More importantly, they have a vested interest in playing up the worst-case scenarios, as they don’t want to be accused of complacency. So SAGE should include other experts to challenge and provide different perspectives, such as mental health practitioners, cancer specialists and, dare I say it, economists, too.
But perhaps the most important step is to get back to the workplace. If France and Italy can do it, why can’t we? Hiding at home has never been the British way. Some commentators will rightly say that remote working has great advantages for employers, who save on office costs, and for employees, who can achieve a better work-life balance as well as savings on childcare and commuting.
As a lifelong campaigner for equality, I am all in favour of more flexible working. But we must also be aware of the broader ramifications of a wholesale retreat.
In an economy where consumer services make up four-fifths of activity, offices are vital not just for the livelihoods of millions — often the poorest in society — but for growth.
There is also a powerful element of social justice about this duty. Huge numbers of essential workers — from supermarket delivery crews to healthcare professionals — are unable to work from home but have carried on heroically.
And for many young people in shared, cramped city accommodation, home working is miserable.
Why should the right of these two groups to a decent living be denied by those who have the privilege of choice? But that is what will occur if the great office stayaway continues.

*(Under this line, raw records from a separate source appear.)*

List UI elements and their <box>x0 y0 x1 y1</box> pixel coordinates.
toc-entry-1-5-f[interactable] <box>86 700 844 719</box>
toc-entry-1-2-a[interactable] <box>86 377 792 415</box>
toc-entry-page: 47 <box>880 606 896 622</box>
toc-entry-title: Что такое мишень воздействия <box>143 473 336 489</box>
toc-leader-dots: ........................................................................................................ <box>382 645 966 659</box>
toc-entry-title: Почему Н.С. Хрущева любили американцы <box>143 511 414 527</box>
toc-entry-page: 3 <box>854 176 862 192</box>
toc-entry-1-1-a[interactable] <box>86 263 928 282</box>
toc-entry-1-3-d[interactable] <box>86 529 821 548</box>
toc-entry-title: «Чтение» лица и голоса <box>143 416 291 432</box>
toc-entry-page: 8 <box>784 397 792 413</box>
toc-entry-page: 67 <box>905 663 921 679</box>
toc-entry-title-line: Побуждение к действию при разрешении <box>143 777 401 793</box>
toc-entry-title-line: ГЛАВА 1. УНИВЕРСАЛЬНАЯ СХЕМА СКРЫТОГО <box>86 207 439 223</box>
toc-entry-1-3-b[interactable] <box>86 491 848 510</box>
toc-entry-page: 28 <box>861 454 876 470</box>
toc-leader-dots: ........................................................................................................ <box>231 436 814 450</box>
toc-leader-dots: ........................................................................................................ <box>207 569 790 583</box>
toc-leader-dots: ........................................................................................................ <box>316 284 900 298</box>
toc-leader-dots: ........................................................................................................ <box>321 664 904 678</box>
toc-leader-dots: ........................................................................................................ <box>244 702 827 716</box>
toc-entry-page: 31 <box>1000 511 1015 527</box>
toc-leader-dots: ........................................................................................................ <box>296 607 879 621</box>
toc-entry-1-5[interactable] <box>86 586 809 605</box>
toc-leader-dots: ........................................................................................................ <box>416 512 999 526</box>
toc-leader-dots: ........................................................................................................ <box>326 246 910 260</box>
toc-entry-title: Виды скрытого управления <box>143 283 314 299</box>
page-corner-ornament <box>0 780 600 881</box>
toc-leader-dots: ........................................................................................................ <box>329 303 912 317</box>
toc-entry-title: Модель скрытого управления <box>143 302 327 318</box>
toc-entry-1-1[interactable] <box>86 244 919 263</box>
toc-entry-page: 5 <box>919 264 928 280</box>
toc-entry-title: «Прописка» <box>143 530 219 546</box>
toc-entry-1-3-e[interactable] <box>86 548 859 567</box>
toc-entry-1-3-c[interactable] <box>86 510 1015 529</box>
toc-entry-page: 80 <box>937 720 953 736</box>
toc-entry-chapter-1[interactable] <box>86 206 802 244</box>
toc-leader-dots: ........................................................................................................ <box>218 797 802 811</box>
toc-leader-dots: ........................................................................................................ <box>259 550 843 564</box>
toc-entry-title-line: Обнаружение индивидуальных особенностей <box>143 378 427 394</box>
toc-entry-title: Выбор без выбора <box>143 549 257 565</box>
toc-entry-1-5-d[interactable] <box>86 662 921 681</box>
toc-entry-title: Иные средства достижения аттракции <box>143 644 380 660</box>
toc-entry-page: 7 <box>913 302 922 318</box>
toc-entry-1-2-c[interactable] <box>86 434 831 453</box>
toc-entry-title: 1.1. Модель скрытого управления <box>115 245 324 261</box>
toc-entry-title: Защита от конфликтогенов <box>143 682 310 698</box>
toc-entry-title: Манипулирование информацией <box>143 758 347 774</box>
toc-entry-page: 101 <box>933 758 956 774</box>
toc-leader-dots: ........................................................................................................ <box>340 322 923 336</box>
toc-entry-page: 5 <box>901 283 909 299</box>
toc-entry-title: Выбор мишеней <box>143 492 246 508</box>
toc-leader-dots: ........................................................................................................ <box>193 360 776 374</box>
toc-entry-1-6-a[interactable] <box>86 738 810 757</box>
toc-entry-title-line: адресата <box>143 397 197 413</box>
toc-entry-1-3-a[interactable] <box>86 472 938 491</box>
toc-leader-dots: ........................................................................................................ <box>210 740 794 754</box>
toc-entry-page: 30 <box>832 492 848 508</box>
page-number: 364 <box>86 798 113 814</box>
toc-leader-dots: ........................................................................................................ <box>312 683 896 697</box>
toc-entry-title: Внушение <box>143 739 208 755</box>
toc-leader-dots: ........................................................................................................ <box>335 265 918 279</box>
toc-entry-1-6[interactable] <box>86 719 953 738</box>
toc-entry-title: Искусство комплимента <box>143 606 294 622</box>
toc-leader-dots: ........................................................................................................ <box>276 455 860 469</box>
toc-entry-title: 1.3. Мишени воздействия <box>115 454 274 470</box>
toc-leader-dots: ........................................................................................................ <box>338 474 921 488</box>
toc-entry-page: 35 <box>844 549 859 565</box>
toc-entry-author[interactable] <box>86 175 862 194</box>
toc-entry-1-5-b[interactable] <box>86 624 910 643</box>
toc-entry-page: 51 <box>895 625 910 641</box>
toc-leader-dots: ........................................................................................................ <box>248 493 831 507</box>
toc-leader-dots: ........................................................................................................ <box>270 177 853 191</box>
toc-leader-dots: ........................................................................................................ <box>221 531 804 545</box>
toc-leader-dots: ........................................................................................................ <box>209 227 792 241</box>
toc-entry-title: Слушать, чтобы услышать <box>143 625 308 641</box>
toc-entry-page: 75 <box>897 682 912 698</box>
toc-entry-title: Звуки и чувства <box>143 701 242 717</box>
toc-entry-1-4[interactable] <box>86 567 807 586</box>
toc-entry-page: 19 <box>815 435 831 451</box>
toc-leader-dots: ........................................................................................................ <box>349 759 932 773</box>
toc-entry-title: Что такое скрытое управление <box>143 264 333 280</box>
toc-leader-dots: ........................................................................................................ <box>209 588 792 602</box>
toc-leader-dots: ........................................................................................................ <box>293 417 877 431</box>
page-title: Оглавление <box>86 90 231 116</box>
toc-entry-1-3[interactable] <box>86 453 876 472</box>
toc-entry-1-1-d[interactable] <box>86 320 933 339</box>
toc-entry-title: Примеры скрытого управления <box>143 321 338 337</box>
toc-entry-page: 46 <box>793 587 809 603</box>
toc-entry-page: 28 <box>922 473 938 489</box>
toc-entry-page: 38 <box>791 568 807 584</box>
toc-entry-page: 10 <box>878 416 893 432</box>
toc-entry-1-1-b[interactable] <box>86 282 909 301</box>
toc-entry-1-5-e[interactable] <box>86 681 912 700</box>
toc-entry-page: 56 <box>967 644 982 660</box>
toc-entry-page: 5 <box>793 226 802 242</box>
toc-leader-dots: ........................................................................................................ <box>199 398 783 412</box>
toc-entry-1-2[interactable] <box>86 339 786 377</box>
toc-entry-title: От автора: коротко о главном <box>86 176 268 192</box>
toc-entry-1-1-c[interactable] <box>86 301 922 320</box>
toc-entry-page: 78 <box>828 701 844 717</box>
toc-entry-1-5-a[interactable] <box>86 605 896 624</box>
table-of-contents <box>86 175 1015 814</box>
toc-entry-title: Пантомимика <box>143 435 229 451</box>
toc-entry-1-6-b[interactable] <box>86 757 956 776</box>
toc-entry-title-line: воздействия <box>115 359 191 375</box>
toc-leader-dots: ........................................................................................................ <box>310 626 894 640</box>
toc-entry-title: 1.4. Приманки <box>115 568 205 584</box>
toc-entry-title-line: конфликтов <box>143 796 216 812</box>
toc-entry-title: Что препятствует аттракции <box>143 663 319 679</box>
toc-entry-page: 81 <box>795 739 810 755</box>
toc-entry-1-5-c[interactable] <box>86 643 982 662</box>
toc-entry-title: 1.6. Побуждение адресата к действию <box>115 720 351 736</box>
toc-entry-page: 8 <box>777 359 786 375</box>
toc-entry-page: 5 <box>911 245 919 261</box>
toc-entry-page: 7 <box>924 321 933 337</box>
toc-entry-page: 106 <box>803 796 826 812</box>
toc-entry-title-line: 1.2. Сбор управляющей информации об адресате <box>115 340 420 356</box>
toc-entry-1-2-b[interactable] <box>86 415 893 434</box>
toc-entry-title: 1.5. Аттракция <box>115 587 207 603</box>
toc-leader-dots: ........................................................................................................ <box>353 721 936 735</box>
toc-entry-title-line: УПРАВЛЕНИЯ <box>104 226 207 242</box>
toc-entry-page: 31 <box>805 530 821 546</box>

There is a further danger, too, of which many seem heedless. Those who have shown they can work efficiently from home are also demonstrating to employers that the job could be done from abroad, where labour costs are cheaper.
As firms battle to reduce overheads, many bosses may be tempted to do just that. Those who opt not to return to the office through fear or complacency may be in for rude awakening.
As the economy ossifies, we will all end up losers. Without any return to normality in the autumn, the Government will face a stark, unpalatable choice: either mass unemployment or the horrendous cost of extended furlough.
I am certain the Cabinet does not want to go down either of those roads. That is why ministers across government need to make it consistently clear that we must, and can, learn to live with this virus, that we cannot put our lives on perpetual hold.
Now is the time for bravery, for accepting that negative messaging will only make the crisis worse.
Of course, we must protect the vulnerable. But now people should be allowed to make choices for themselves, with the confidence that, for the majority, this virus is not as dangerous as it was.
It is the time for Britain to get moving again.